La coordination est absolument nécessaire pour prendre en charge cette urgence

Marie-Paule Kieny, virologue et ancienne sous-directrice générale de l’OMS

De nombreux défis

Jusqu'à présent, la gestion de l'épidémie n'a en effet pas toujours été optimale, notamment en RDC, épicentre de l'épidémie. "Il n'y a pas suffisamment de surveillance, les contacts des malades ne sont pas suffisamment suivis, les échantillons sont difficiles à transporter vers des laboratoires et la prise en charge n'est pas non plus appropriée pour le mpox", explique Marie-Paule Kieny.

Le pays, qui a enregistré au moins 16'000 cas, dont 548 mortels, doit toutefois faire face à de nombreux défis. "C'est un pays très pauvre, il y a des difficultés d'accès à certaines zones du pays, une partie du pays est en guerre, il y a des invasions de voisins dans une partie du territoire", énumère l'experte.

Pas assez de vaccins

Le but de l'alerte de l'OMS est également d'augmenter l'accès aux contre-mesures que sont les diagnostics, les médicaments ou les vaccins. S'il n'existe pour le moment aucun médicament dont l'efficacité est démontrée, les vaccins existants ont obtenu des résultats satisfaisant en termes de protection.

"Ces vaccins ont été développés au départ contre la variole, puisque le mpox est un très proche cousin de la variole humaine", précise Marie-Paule Kieny.
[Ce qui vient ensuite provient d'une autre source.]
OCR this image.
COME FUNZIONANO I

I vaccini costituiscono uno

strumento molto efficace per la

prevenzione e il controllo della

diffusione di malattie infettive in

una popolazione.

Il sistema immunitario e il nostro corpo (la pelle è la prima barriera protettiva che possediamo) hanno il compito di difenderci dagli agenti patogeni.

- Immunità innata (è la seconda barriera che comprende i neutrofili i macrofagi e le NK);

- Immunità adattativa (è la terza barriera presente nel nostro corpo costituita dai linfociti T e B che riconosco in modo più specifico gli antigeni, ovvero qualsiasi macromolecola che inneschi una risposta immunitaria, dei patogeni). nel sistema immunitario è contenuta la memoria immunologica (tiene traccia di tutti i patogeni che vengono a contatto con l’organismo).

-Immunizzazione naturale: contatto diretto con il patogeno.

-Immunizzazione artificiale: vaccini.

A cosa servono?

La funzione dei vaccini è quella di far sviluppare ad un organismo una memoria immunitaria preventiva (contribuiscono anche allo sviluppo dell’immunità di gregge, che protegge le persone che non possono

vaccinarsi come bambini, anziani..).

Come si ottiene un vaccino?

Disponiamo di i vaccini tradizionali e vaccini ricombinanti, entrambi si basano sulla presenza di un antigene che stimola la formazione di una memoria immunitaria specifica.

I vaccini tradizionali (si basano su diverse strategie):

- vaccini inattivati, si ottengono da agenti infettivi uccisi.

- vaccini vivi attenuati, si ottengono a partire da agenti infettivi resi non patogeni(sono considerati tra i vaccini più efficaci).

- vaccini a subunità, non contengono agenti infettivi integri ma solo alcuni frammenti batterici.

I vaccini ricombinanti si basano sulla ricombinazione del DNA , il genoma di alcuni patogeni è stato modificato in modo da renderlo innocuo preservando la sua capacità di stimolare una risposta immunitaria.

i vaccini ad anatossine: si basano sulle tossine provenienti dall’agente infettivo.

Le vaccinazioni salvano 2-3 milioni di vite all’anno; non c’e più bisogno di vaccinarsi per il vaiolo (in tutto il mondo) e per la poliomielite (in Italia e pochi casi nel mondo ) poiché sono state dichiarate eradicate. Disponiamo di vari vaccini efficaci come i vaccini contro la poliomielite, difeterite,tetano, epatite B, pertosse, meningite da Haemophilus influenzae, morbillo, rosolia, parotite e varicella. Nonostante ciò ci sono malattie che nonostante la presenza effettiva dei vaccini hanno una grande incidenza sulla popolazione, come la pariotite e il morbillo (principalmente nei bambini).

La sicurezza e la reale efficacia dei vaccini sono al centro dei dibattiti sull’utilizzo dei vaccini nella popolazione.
Aujourd'hui, il n'en existe toutefois pas suffisamment. L'OMS a donc demandé aux pays disposant de stocks de vaccins de les distribuer aux pays touchés par l'épidémie. Les fabricants devraient en outre augmenter leur production.

La Suisse a acheté 40'000 doses de vaccin qui ont été distribuées dans les cantons, mais elle ne prévoit pas pour l'instant de livrer de vaccins aux pays fortement touchés par le mpox. Jusqu'ici, 13'000 doses ont été administrées, selon l'Office fédéral de la santé publique.